First, this is amongst the first decisions by the full Bench of the Supreme Court since Chief Justice David Maraga became the President of the Supreme Court.

It is important to start interrogating the quality of the jurisprudence captured in that judgement and its implications. The court navigated the controversial issue of relationship between environment and land courts and the High Court and affirmed the Constitutional provisions of Article 162 of the Constitution whose intention was to separate the High Court from specialised Labour, and Environment and Land Courts.

The above constitutional architecture brought with it challenges to the administration of justice.
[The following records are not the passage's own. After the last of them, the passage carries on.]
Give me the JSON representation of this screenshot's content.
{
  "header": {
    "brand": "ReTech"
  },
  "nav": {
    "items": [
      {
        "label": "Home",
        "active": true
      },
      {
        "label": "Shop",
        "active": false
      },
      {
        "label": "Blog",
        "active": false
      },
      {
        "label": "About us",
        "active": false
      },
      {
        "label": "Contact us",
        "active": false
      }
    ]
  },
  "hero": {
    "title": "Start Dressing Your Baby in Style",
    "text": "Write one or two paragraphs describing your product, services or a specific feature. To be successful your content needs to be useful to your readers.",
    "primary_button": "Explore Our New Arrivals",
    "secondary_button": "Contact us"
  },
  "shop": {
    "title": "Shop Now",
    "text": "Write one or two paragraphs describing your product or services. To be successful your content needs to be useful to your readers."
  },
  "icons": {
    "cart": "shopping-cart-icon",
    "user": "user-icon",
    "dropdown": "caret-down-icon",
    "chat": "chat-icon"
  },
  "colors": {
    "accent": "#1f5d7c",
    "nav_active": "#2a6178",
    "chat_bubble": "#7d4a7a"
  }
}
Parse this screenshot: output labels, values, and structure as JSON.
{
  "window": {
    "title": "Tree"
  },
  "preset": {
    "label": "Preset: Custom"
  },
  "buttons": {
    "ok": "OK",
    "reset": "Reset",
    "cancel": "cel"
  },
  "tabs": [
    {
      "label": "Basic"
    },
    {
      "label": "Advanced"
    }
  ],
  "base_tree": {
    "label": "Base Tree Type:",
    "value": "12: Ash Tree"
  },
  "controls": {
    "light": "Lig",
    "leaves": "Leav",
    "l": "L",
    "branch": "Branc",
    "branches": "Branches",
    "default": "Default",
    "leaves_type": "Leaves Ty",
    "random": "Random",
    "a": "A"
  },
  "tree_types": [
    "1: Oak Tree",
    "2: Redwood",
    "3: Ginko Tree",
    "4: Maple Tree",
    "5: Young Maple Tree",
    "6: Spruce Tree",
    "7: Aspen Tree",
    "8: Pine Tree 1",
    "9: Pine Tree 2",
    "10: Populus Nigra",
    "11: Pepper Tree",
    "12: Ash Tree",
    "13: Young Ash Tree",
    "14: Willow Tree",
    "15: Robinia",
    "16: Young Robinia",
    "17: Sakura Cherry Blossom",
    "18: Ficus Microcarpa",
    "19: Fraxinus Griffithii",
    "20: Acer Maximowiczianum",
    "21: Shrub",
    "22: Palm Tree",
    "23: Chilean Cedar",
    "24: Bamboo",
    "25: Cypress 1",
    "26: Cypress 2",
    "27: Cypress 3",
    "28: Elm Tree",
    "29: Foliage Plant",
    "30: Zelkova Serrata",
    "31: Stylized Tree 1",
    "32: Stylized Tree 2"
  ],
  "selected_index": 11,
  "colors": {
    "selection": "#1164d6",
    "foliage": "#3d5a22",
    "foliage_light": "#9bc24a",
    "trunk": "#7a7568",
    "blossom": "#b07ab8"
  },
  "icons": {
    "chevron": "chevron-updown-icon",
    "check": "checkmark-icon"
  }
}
However, the courts themselves have since 2010 proved through numerous constitutional references and other cases that the structure of governance have been reorganised and reoriented by the 2010 Constitution.

Many institutions have complained about these changes and their implications on their work. At the initial stages of the roll out of the constitutional architecture, for example, national government ministries have turf wars with county governments over distribution of functions despite the provisions of the Fourth Schedule of the Constitution.

The Senate and the National Assembly are ending the first term under the 2010 Constitution without unanimity on their relationship, an issue that even found its way to the Supreme Court. Independent constitutional commissions too have had relationship debates with ministries.

The Constitution was intended and actually has resulted in transformation of the Kenyan society and the manner in which it is organised and managed.

The arguments that had obtained till the Supreme Court decision in the case of Republic versus Karisa Chengo and others were largely an attempt to circumvent the clear provisions of the Constitution by sacrificing them at the altar of convenience.

Granted, as the Supreme Court itself confirmed in the judgment, the implications of its decision would create backlog of criminal cases since the cases that had already been determined by a High Court Bench comprising an Environment and Land Court Judge were a nullity and had to be heard afresh. But this is a small price to pay in the process of ensuring fidelity to the Constitution.

There are several other cases before the Supreme Court which have huge constitutional implications. In this first one, it has set on a sound jurisprudential path.